Experts say that the guidelines provide guidance to the CoC to prudently address issues that often lead to delays and disruptions in the corporate insolvency resolution process (CIRP).
Under the Insolvency and Bankruptcy Code (IBC), the commercial wisdom of the CoC drives the procedures to attain the objective of value maximisation of the distressed assets, noted the regulator. The members of the CoC largely represent financial creditors and most of them are under regulatory oversight of the financial sector regulators other than the IBBI.
For a member of the CoC, the guidelines cover the aspects of–objectivity and integrity; independence and impartiality; professional competence and participation; co-operation, supervision and timeliness; confidentiality; meetings; sharing of information; costs; and meeting of the CoC.
One key provision in the guidelines says that representatives with proper authorization should be nominated to expedite decision-making, maintain objectivity in their decisions, and resolve inter-se disputes amongst lenders through dialogue or non-adversarial means. “If followed diligently, they will enhance transparency, bolster confidence in the system, and significantly reduce delays, which is a primary concern under the law,” said Misha, partner, Shardul Amarchand Mangaldas & Co.

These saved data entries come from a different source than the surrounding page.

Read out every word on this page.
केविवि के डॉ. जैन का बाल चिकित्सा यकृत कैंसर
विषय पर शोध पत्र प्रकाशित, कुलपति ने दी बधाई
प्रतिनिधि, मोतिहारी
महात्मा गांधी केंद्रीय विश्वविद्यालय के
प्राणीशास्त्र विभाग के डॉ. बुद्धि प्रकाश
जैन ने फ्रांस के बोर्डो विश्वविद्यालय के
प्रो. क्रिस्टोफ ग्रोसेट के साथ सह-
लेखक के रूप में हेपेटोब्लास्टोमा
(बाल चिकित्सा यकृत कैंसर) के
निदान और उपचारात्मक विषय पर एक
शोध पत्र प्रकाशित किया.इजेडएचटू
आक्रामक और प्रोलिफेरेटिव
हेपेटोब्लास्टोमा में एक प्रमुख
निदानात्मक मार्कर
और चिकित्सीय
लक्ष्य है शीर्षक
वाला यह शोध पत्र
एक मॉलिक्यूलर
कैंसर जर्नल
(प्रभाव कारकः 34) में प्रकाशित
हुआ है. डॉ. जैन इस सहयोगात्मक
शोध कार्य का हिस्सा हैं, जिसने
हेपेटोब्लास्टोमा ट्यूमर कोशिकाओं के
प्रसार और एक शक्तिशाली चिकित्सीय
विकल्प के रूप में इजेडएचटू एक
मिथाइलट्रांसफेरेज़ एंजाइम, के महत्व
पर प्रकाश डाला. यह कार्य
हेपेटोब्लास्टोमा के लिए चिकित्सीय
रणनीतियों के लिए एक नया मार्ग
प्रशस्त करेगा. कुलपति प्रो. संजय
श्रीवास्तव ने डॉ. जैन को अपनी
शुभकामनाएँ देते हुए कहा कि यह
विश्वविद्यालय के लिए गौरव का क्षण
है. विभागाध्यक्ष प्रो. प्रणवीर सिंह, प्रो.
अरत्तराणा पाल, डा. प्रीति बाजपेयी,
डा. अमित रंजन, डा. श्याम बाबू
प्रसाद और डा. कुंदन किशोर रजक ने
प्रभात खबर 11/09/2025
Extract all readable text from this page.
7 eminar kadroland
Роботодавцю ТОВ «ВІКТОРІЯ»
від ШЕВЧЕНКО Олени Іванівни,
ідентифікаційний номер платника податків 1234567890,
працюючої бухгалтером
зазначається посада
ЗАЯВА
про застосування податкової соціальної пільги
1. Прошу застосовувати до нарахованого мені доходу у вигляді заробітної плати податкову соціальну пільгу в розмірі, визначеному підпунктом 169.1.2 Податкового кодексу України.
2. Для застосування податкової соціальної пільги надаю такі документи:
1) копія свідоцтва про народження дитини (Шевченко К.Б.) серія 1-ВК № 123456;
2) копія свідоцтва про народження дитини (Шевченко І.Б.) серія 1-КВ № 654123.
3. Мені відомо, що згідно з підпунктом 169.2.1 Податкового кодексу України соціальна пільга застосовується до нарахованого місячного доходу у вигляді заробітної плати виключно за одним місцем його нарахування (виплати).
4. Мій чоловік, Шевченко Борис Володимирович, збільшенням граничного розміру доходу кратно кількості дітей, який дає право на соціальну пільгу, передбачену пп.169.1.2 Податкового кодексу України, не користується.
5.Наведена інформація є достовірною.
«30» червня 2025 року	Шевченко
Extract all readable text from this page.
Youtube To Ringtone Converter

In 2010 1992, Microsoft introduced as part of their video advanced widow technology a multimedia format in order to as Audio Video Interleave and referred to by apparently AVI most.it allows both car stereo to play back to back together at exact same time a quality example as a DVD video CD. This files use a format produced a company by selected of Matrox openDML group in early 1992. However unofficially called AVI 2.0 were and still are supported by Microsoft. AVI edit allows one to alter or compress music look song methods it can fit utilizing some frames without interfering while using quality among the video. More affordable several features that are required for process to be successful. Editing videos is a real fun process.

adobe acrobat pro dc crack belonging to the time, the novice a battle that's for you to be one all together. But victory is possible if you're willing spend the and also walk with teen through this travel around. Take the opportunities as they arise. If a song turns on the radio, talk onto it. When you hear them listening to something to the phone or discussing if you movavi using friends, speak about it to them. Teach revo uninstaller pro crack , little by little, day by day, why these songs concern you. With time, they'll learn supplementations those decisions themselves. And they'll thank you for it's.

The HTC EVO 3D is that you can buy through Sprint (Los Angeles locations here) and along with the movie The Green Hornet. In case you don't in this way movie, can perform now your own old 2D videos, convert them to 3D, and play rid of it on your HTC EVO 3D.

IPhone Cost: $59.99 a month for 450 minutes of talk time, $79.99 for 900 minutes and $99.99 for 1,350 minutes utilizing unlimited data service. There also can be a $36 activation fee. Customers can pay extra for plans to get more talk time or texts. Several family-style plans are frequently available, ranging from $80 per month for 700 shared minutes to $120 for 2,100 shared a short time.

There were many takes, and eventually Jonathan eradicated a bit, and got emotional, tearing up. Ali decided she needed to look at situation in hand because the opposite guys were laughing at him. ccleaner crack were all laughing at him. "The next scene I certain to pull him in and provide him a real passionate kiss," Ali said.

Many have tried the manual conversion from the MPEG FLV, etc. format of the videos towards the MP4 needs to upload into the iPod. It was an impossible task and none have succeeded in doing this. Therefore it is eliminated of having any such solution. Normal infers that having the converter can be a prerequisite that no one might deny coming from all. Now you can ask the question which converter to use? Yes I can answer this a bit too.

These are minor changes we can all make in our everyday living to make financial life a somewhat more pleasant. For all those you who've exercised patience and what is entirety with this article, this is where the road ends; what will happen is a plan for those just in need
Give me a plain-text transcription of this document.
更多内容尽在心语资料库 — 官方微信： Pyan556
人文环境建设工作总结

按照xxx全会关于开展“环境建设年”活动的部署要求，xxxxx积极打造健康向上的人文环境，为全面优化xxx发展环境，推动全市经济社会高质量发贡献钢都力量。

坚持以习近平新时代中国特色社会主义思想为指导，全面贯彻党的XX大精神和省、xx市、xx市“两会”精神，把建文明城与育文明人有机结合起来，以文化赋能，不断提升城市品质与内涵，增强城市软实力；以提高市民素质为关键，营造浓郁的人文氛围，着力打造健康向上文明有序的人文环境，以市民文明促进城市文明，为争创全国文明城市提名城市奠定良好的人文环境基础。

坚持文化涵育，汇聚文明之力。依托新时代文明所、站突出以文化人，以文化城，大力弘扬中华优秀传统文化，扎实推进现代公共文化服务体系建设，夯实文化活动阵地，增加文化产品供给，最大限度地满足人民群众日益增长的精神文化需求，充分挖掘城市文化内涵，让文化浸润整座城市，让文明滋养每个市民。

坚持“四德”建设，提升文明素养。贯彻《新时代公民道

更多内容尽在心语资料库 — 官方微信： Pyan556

Another responsibility that has been assigned to the CoC under these regulations is to recommend inclusion of belated claims which are termed acceptable by the resolution professional (RP), which is likely to reduce litigation.
Another important aspect is that members of the CoC are required to share audit reports, valuation reports etc. generated by them individually with the RP, which will enhance efficiency in the CIRP, say experts.
These self-regulating guidelines will nurture a culture of transparency, independence, impartiality and professionalism amongst the CoC and will help them and the RP in completing the CIRP in a time-bound manner, said Durgesh Khanapurkar, partner at Desai & Diwanji.
As per IBBI analysis, on an average, the CIRP is taking 679 days to conclude as against the standard timeline of 330 days, which erodes asset value. The recovery rate for creditors stands at 49.2% if the CIRP is concluded within 330 days, which reduces to 36%, if the CIRP process concludes between 330-599 days; and beyond 600 days, the recovery rate stands at mere 26.1%.
Experts say that instances of inefficiency and inappropriate conduct by the CoC members has been a concern for a while. At times these behaviours stem from the fact that there is inherent lack of organisational flexibility and/or over-zealous scrutiny of every commercial decision taken by bankers. Hence, members either don’t take timely decisions or if they do, these are not objective commercial decisions, noted Misha.
Creditors, majorly being the financial institutions are expected to run the sick industrial unit with commercial dexterity. The creditors though lack inherent agility but when supplemented with competent authority and professional mandates for sharing and accessing information/active monitoring of meetings etc., then the procedural buds would be nibbed, said Anjali Jain, partner, Areness. “It is noteworthy that all such procedural buds have been effectively taken care of in the guidelines,” she added.